Doch bei allem Optimismus ist die Belastbarkeit der Studienergebnisse aufgrund des eng gefassten Designs gering. Die Beschränkung auf eine überdurchschnittlich fitte, zu 88 % regelmäßig körperlich aktive und in der Vorgeschichte nicht durch schwere Erkrankungen belastete Alterskohorte lässt auch nur Aussagen für genau diese Konstellation zu. Für den einzelnen Ü70-Senior sind die errechneten Werte einer durchschnittlichen Altersverzögerung kaum von Belang.
Auch wenn wichtige Kovariablen durch die Randomisierung gleichmäßig verteilt wurden, dürften epigenetisch wirkungsstarke Lebensumstände der Einzelperson (z. B. Raucherstaus, Alkohol, Sozioökonomie) die individuelle biologische Alterung so stark beeinflussen, dass die als Durchschnittswerte für eine knapp 800 Personen starke Kohorte ermittelten epigenetische Wirkungen/Nicht-Wirkungen für die Einzelperson kaum Aussagekraft besitzen. Nichtsdestotrotz liefert die Arbeit einen weiteren Hinweis auf die Bedeutung lebensstilabhängiger epigenetischer Einflüsse auf das eigene Wohlergehen.
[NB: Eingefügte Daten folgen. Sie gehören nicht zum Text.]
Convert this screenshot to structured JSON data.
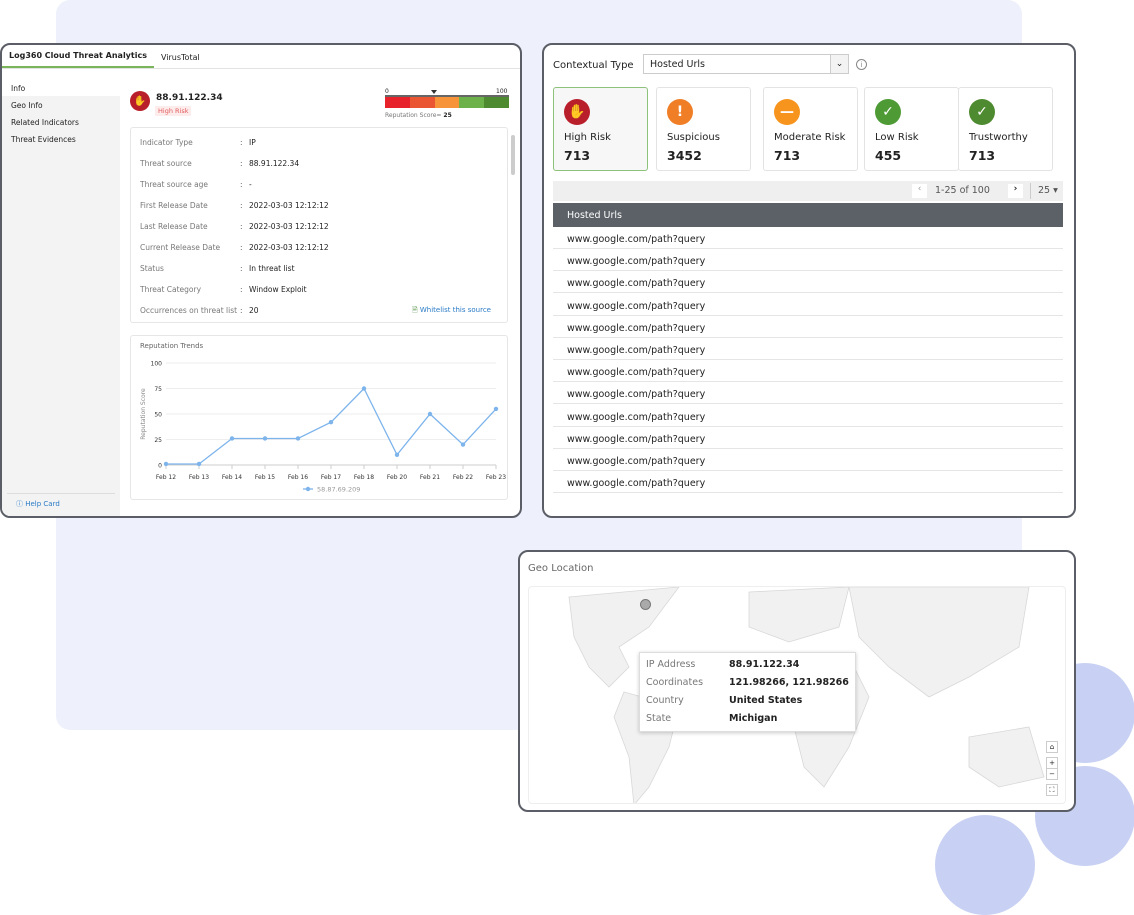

Die randomisierte DO-HEALTH-Studie (2.157 gesunde ≥ 70-Jährige, 3-Jahre-Intervention) testete täglich 1 g Ω-3-Fettsäuren (EPA : DHA = 1 : 2), 2.000 IU Vitamin D-3 und/oder dreimal wöchentlich Krafttraining auf klinische Alterungsmarker.
Klinisch blieben alle drei Maßnahmen – einzeln wie kombiniert – ohne statistisch signifikante Wirkung auf Blutdruck, Sturz-/Frakturrisiko, Infektionen, kognitive Leistung u. a. Endpunkte.
Eine nachträgliche Analyse von vier epigenetischen „Uhren“ (PhenoAge, GrimAge, GrimAge2, DunedinPACE) bei 777 Teilnehmern ergab: Nur die Ω-3-Gabe verzögerte das biologische Altern geringfügig (≈ 3–4 Monate über 3 Jahre); Vitamin D-3 und Training zeigten allein keinen Effekt, kombinierten sich aber additiv mit Ω-3.
Die Effekte traten in einer überdurchschnittlich fitten, größtenteils bereits körperlich aktiven Kohorte auf; Übertragbarkeit auf jüngere, krankere oder weniger aktive Gruppen ist ungewiss.